Courtesy of Wikimedia Commons
Thirty-three years ago today, a professor at Carnegie Mellon University invented the emoticon.
Scott E. Fahlman, along with other members of CMU's computer science community, used online "bulletin boards" to share information, make announcements, and chat, Fahlman recalled in a post on Carnegie Mellon's website.
There were also a bunch of posts trying to be funny, Fahlman writes. But the members of Carnegie Mellon's computer science community had a hard time deciphering sarcasm from more serious posts.

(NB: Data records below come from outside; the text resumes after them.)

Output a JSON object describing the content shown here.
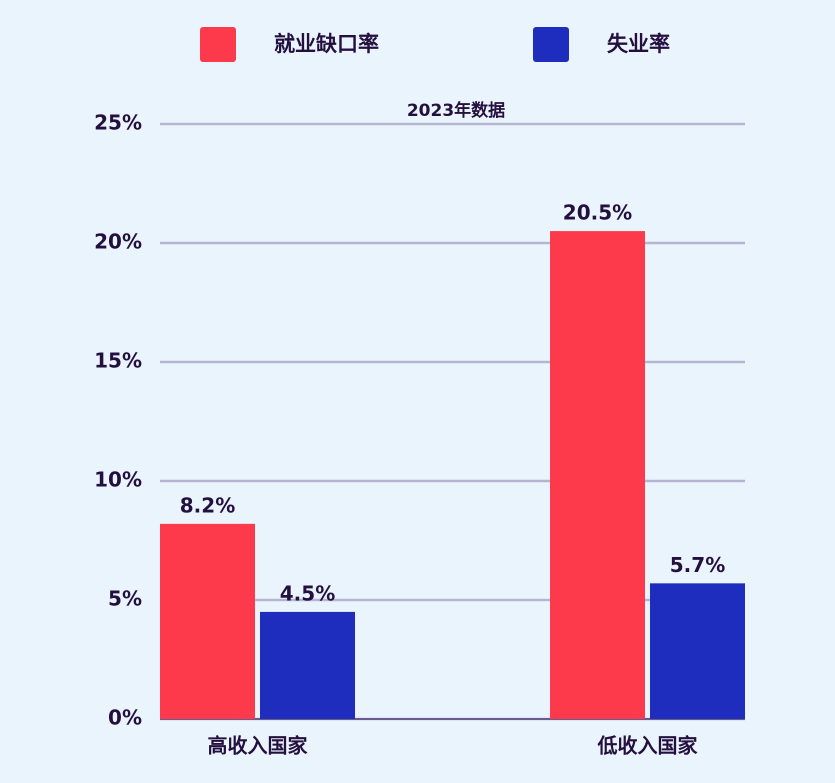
{
  "chart_data": {
    "type": "bar",
    "subtitle": "2023年数据",
    "categories": [
      "高收入国家",
      "低收入国家"
    ],
    "series": [
      {
        "name": "就业缺口率",
        "color": "#fc3a4c",
        "values": [
          8.2,
          20.5
        ],
        "value_labels": [
          "8.2%",
          "20.5%"
        ]
      },
      {
        "name": "失业率",
        "color": "#1f2dbf",
        "values": [
          4.5,
          5.7
        ],
        "value_labels": [
          "4.5%",
          "5.7%"
        ]
      }
    ],
    "ylim": [
      0,
      25
    ],
    "yticks": [
      {
        "value": 0,
        "label": "0%"
      },
      {
        "value": 5,
        "label": "5%"
      },
      {
        "value": 10,
        "label": "10%"
      },
      {
        "value": 15,
        "label": "15%"
      },
      {
        "value": 20,
        "label": "20%"
      },
      {
        "value": 25,
        "label": "25%"
      }
    ],
    "grid": true
  }
}
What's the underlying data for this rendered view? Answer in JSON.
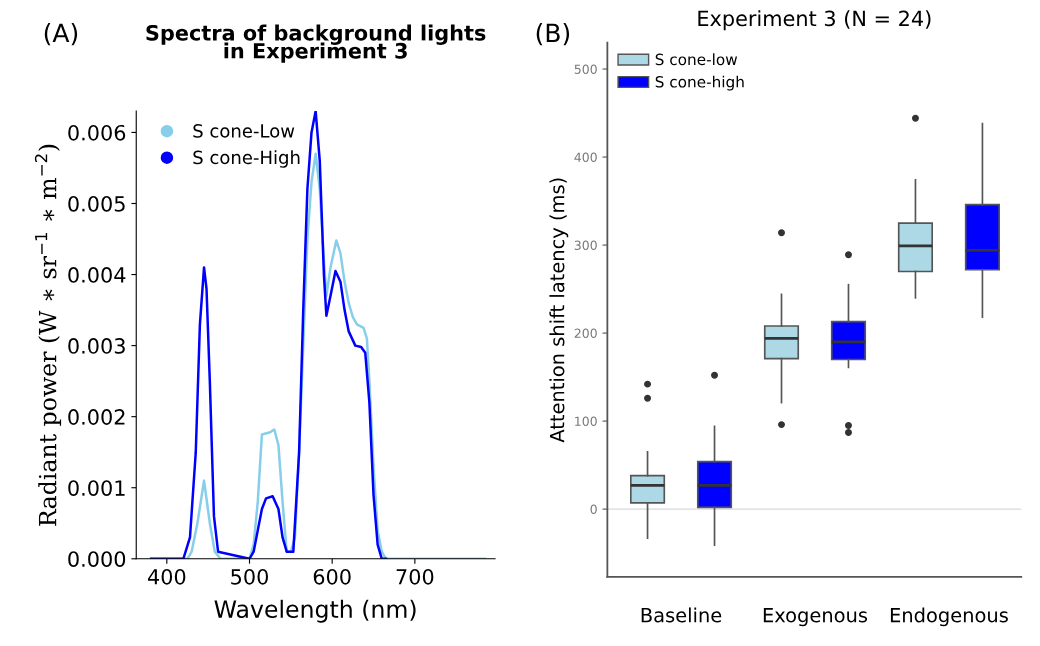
{
  "chart_data": [
    {
      "type": "line",
      "title": "Spectra of background lights\nin Experiment 3",
      "xlabel": "Wavelength (nm)",
      "ylabel": "Radiant power (W ∗ sr$^{−1}$ ∗ m$^{−2}$)",
      "annotations": [
        "(A)"
      ],
      "xlim": [
        363,
        797
      ],
      "ylim": [
        0,
        0.0063
      ],
      "xticks": [
        400,
        500,
        600,
        700
      ],
      "yticks": [
        {
          "value": 0,
          "label": "0.000"
        },
        {
          "value": 0.001,
          "label": "0.001"
        },
        {
          "value": 0.002,
          "label": "0.002"
        },
        {
          "value": 0.003,
          "label": "0.003"
        },
        {
          "value": 0.004,
          "label": "0.004"
        },
        {
          "value": 0.005,
          "label": "0.005"
        },
        {
          "value": 0.006,
          "label": "0.006"
        }
      ],
      "legend": "top left",
      "grid": false,
      "marker": "none",
      "line_style": "solid",
      "series": [
        {
          "name": "S cone-Low",
          "color": "#87ceeb",
          "x": [
            381,
            425,
            430,
            437,
            445,
            452,
            458,
            465,
            500,
            505,
            510,
            515,
            525,
            530,
            535,
            540,
            545,
            550,
            555,
            560,
            565,
            570,
            575,
            580,
            585,
            590,
            593,
            598,
            605,
            610,
            615,
            620,
            625,
            630,
            638,
            642,
            645,
            650,
            655,
            660,
            665,
            685,
            785
          ],
          "values": [
            0,
            0,
            0.0001,
            0.0005,
            0.0011,
            0.0005,
            0.0001,
            0,
            0,
            0.0002,
            0.0008,
            0.00175,
            0.00178,
            0.00182,
            0.0016,
            0.0008,
            0.0001,
            0.0001,
            0.0003,
            0.0015,
            0.003,
            0.0045,
            0.0053,
            0.0057,
            0.0052,
            0.0042,
            0.0037,
            0.0041,
            0.00448,
            0.0043,
            0.0039,
            0.0036,
            0.0034,
            0.0033,
            0.00325,
            0.0031,
            0.0025,
            0.0013,
            0.0004,
            0.0001,
            0,
            0,
            0
          ]
        },
        {
          "name": "S cone-High",
          "color": "#0000ff",
          "x": [
            381,
            420,
            428,
            435,
            440,
            445,
            448,
            452,
            457,
            462,
            500,
            505,
            510,
            515,
            520,
            528,
            535,
            540,
            545,
            553,
            560,
            565,
            570,
            575,
            580,
            585,
            590,
            593,
            598,
            604,
            610,
            615,
            620,
            628,
            635,
            640,
            645,
            650,
            655,
            660,
            665
          ],
          "values": [
            0,
            0,
            0.0003,
            0.0015,
            0.0033,
            0.0041,
            0.0038,
            0.0025,
            0.0006,
            0.0001,
            0,
            0.0001,
            0.0004,
            0.0007,
            0.00085,
            0.00088,
            0.0007,
            0.0003,
            0.0001,
            0.0001,
            0.0015,
            0.0035,
            0.0052,
            0.006,
            0.0063,
            0.0056,
            0.004,
            0.00342,
            0.0037,
            0.00405,
            0.0039,
            0.0035,
            0.0032,
            0.003,
            0.00298,
            0.0029,
            0.0022,
            0.0009,
            0.0002,
            0,
            0
          ]
        }
      ]
    },
    {
      "type": "box",
      "title": "Experiment 3 (N = 24)",
      "ylabel": "Attention shift latency (ms)",
      "annotations": [
        "(B)"
      ],
      "categories": [
        "Baseline",
        "Exogenous",
        "Endogenous"
      ],
      "ylim": [
        -77,
        530
      ],
      "yticks": [
        0,
        100,
        200,
        300,
        400,
        500
      ],
      "legend": "top left",
      "grid": false,
      "ref_lines": [
        {
          "axis": "y",
          "value": 0,
          "color": "#d9d9d9"
        }
      ],
      "series": [
        {
          "name": "S cone-low",
          "color": "#add8e6",
          "boxes": [
            {
              "low": -33,
              "q1": 7,
              "median": 27,
              "q3": 38,
              "high": 65,
              "outliers": [
                142,
                126
              ]
            },
            {
              "low": 121,
              "q1": 171,
              "median": 194,
              "q3": 208,
              "high": 244,
              "outliers": [
                314,
                96
              ]
            },
            {
              "low": 240,
              "q1": 270,
              "median": 299,
              "q3": 325,
              "high": 374,
              "outliers": [
                444
              ]
            }
          ]
        },
        {
          "name": "S cone-high",
          "color": "#0000ff",
          "boxes": [
            {
              "low": -41,
              "q1": 2,
              "median": 27,
              "q3": 54,
              "high": 94,
              "outliers": [
                152
              ]
            },
            {
              "low": 161,
              "q1": 170,
              "median": 190,
              "q3": 213,
              "high": 255,
              "outliers": [
                289,
                95,
                87
              ]
            },
            {
              "low": 218,
              "q1": 272,
              "median": 294,
              "q3": 346,
              "high": 438
            }
          ]
        }
      ]
    }
  ]
}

"If someone made a sarcastic remark, a few readers would fail to get the joke, and each of them would post a lengthy diatribe in response," Fahlman writes. "That would stir up more people with more responses, and soon the original thread of the discussion was buried. In at least one case, a humorous remark was interpreted by someone as a serious safety warning."
To keep this from happening, some of the group's members decided they needed a way to mark jokes separately from more serious posts.
"After all, when using text-based online communication, we lack the body language or tone-of-voice cues that convey this information when we talk in person or on the phone," Fahlman writes.
His solution: using :-) to indicate jokes and :-( to demarcate serious posts.
Here's the full text of the first use of Fahlman's emoticons:
19-Sep-82 11:44 Scott E Fahlman :-)From: Scott E Fahlman <Fahlman at Cmu-20c>I propose that the following character sequence for joke markers::-)Read it sideways. Actually, it is probably more economical to mark things that are NOT jokes, given current trends. For this, use:-(
Fahlman says his smiley face, made from a colon, hyphen, and end parenthesis, spread from CMU to other schools, using the computer networks of the early 1980s.
The emoticon evolved in a matter of months, Fahlman writes — people made emoticons that looked like the pope, Abraham Lincoln, and a person wearing glasses.
He doesn't seem to like emoji, though. In his recollection of the invention of the emoticon, Fahlman writes: "It’s interesting to note that Microsoft and AOL now intercept these character strings and turn them into little pictures. Personally, I think this destroys the whimsical element of the original."
Today, Fahlman, a fellow of the American Association for Artificial Intelligence, is widely credited as the inventor of the emoticon.